Les participants ont clairement exprimé leur désir de voir les immigrés illégaux expulsés, affirmant qu'ils ne devraient pas se trouver sur le territoire italien. « Les immigrés peuvent rester s’ils acceptent nos règles de coexistence, sinon, ils doivent retourner chez eux », a déclaré Susanna Rubei, une manifestante. Pour elle, il est particulièrement important d'éloigner ceux qui se rendent coupables de crimes répétés.

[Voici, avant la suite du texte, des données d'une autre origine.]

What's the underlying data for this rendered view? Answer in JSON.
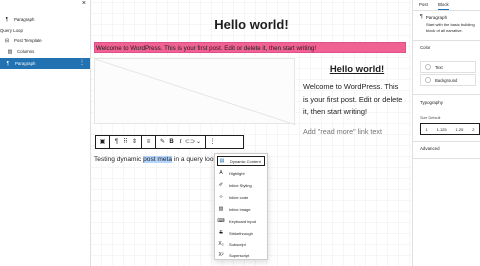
{
  "list_view": {
    "close_icon": "close-icon",
    "items": [
      {
        "label": "Paragraph",
        "icon": "paragraph-icon",
        "selected": false
      },
      {
        "label": "Query Loop",
        "icon": "loop-icon",
        "selected": false
      },
      {
        "label": "Post Template",
        "icon": "template-icon",
        "selected": false
      },
      {
        "label": "Columns",
        "icon": "columns-icon",
        "selected": false
      },
      {
        "label": "Paragraph",
        "icon": "paragraph-icon",
        "selected": true
      }
    ]
  },
  "canvas": {
    "post_title": "Hello world!",
    "welcome_text": "Welcome to WordPress. This is your first post. Edit or delete it, then start writing!",
    "query_right": {
      "title": "Hello world!",
      "excerpt": "Welcome to WordPress. This is your first post. Edit or delete it, then start writing!",
      "read_more": "Add \"read more\" link text"
    },
    "dynamic_paragraph": {
      "before": "Testing dynamic ",
      "highlight": "post meta",
      "after": " in a query loop"
    }
  },
  "toolbar": {
    "buttons": [
      "paragraph",
      "drag",
      "move",
      "align",
      "pen",
      "bold",
      "italic",
      "link",
      "more-rich-text",
      "options"
    ]
  },
  "format_menu": {
    "items": [
      {
        "label": "Dynamic Content",
        "icon": "database-icon",
        "active": true
      },
      {
        "label": "Highlight",
        "icon": "highlight-icon",
        "active": false
      },
      {
        "label": "Inline Styling",
        "icon": "brush-icon",
        "active": false
      },
      {
        "label": "Inline code",
        "icon": "code-icon",
        "active": false
      },
      {
        "label": "Inline image",
        "icon": "image-icon",
        "active": false
      },
      {
        "label": "Keyboard input",
        "icon": "keyboard-icon",
        "active": false
      },
      {
        "label": "Strikethrough",
        "icon": "strikethrough-icon",
        "active": false
      },
      {
        "label": "Subscript",
        "icon": "subscript-icon",
        "active": false
      },
      {
        "label": "Superscript",
        "icon": "superscript-icon",
        "active": false
      }
    ]
  },
  "sidebar": {
    "tabs": [
      "Post",
      "Block"
    ],
    "active_tab": "Block",
    "block_name": "Paragraph",
    "block_desc": "Start with the basic building block of all narrative.",
    "color_heading": "Color",
    "color_rows": [
      "Text",
      "Background"
    ],
    "typography_heading": "Typography",
    "size_label": "Size Default",
    "size_options": [
      "1",
      "1.125",
      "1.25",
      "2"
    ],
    "advanced_heading": "Advanced"
  },
  "colors": {
    "accent": "#2271b1",
    "pink_bg": "#f06292",
    "selection": "#b4d5fe"
  }
}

Luca Marsella, porte-parole du groupuscule Casapound, a abondé dans ce sens, indiquant que tout immigré n’intégrant pas correctement la société devait également être renvoyé. “Nous voulons mettre les immigrés illégaux dehors, car ils ne devraient pas être ici”, a-t-il affirmé, soulignant que ces derniers sont souvent associés à des actes criminels. “Ce sont eux qui agressent nos femmes et nos aînés,” a-t-il précisé, appelant à une démolition des tabous dans le discours politique.
À droite de la droite
Non loin de là, Roberto Vannacci organisait une réunion constitutive de son nouveau parti. À moins d'un an des élections législatives de 2027, Vannacci vise à se positionner encore plus à droite que la coalition conservatrice actuelle, emmenée par la présidente du Conseil, Giorgia Meloni. “Ou vous êtes avec nous, ou vous êtes avec le globalisme,” a-t-il martelé, défiant les structures politiques en place.
Vannacci n’a pas hésité à se présenter en victime des médias, avertissant ses partisans de faire attention aux caméras. Cette réunion, bien qu'excluant les journalistes, a été diffusée en ligne, provoquant une vive réaction parmi les observateurs.
Lors d'une conférence de presse, le nouvel homme politique a ajouté : “Personne ne doit entrer en Italie en ce moment.” Son parti, fondé en février, reçoit déjà un soutien notable avec huit députés à son actif.